In the meantime that last morning a very special event occurred that gave me just one more very warm memory to take away. On our very first day in Belize, I had walked down to the dive shop on the dock in front of our hotel and had gone in to get acquainted. I noticed a tray on the counter of beautiful shells that had been found on its dive trips. There were Calliostoma javanicum (Lamarck, 1822) [Chocolate-line Topsnail], Roostertail Conchs, and setting me to gaping, a fine Linnaeus, 1758 [Glory-of-the-Atlantic Cone]. I admired the shells and offered to buy the cone, saying that it was a rare shell and that I’d offer an appropriate price for it. "Not for sale!" I was told.
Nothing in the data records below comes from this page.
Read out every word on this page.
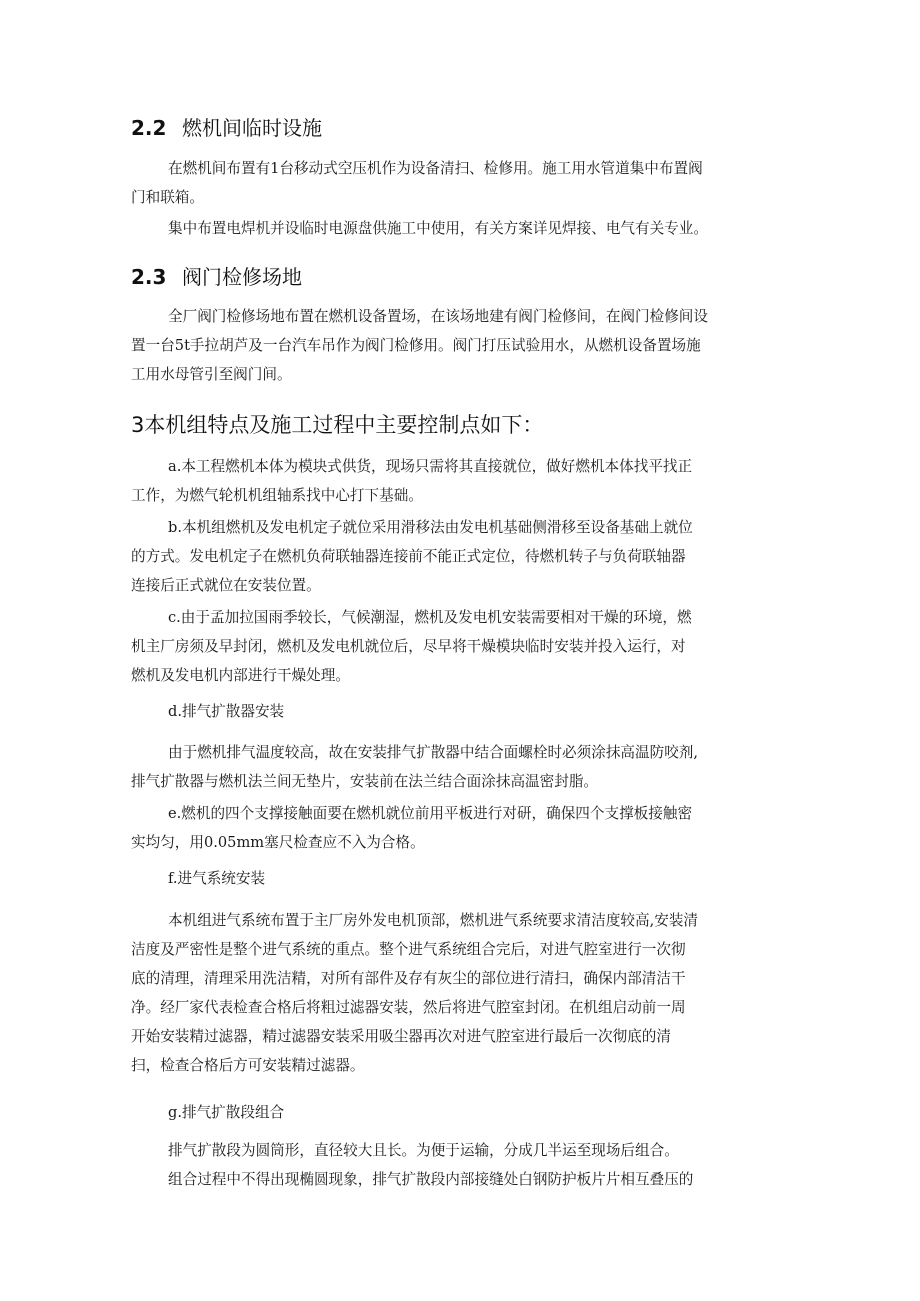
2.2 燃机间临时设施
在燃机间布置有1台移动式空压机作为设备清扫、检修用。施工用水管道集中布置阀
门和联箱。
集中布置电焊机并设临时电源盘供施工中使用，有关方案详见焊接、电气有关专业。
2.3 阀门检修场地
全厂阀门检修场地布置在燃机设备置场，在该场地建有阀门检修间，在阀门检修间设
置一台5t手拉胡芦及一台汽车吊作为阀门检修用。阀门打压试验用水，从燃机设备置场施
工用水母管引至阀门间。
3本机组特点及施工过程中主要控制点如下：
a.本工程燃机本体为模块式供货，现场只需将其直接就位，做好燃机本体找平找正
工作，为燃气轮机机组轴系找中心打下基础。
b.本机组燃机及发电机定子就位采用滑移法由发电机基础侧滑移至设备基础上就位
的方式。发电机定子在燃机负荷联轴器连接前不能正式定位，待燃机转子与负荷联轴器
连接后正式就位在安装位置。
c.由于孟加拉国雨季较长，气候潮湿，燃机及发电机安装需要相对干燥的环境，燃
机主厂房须及早封闭，燃机及发电机就位后，尽早将干燥模块临时安装并投入运行，对
燃机及发电机内部进行干燥处理。
d.排气扩散器安装
由于燃机排气温度较高，故在安装排气扩散器中结合面螺栓时必须涂抹高温防咬剂,
排气扩散器与燃机法兰间无垫片，安装前在法兰结合面涂抹高温密封脂。
e.燃机的四个支撑接触面要在燃机就位前用平板进行对研，确保四个支撑板接触密
实均匀，用0.05mm塞尺检查应不入为合格。
f.进气系统安装
本机组进气系统布置于主厂房外发电机顶部，燃机进气系统要求清洁度较高,安装清
洁度及严密性是整个进气系统的重点。整个进气系统组合完后，对进气腔室进行一次彻
底的清理，清理采用洗洁精，对所有部件及存有灰尘的部位进行清扫，确保内部清洁干
净。经厂家代表检查合格后将粗过滤器安装，然后将进气腔室封闭。在机组启动前一周
开始安装精过滤器，精过滤器安装采用吸尘器再次对进气腔室进行最后一次彻底的清
扫，检查合格后方可安装精过滤器。
g.排气扩散段组合
排气扩散段为圆筒形，直径较大且长。为便于运输，分成几半运至现场后组合。
组合过程中不得出现椭圆现象，排气扩散段内部接缝处白钢防护板片片相互叠压的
It was kept there to show prospective divers. Because of the winds, as mentioned, there had been no scuba diving for me or anyone else, and I wondered about the negative impact on the dive shops’ business.
On the last day, I went in again and decided at least to buy one of their attractive T-shirts with a drawing of the "Mayan God of Scuba Diving" even though usually I don’t buy a dive shirt unless I’ve actually dived with the outfit. As the young woman placed my shirt in a bag, she reached over to the tray and handing me the Glory-of-the-Atlantic Cone said "I remember that you like this shell. I’d like to give it to you". I offered again to buy it, but she emphatically said "no". I couldn’t Belize this generous gift. I will certainly always remember it, especially as I glance over at the colorful orange and brown cone right here in a box with a deep blue lining.
By the end of the day, on an uneventful flight, we were back in Miami, and dispersed back to our homes - but with gorgeous and bountiful shells, and memories of the Belize experience, to connect us for a long time to come.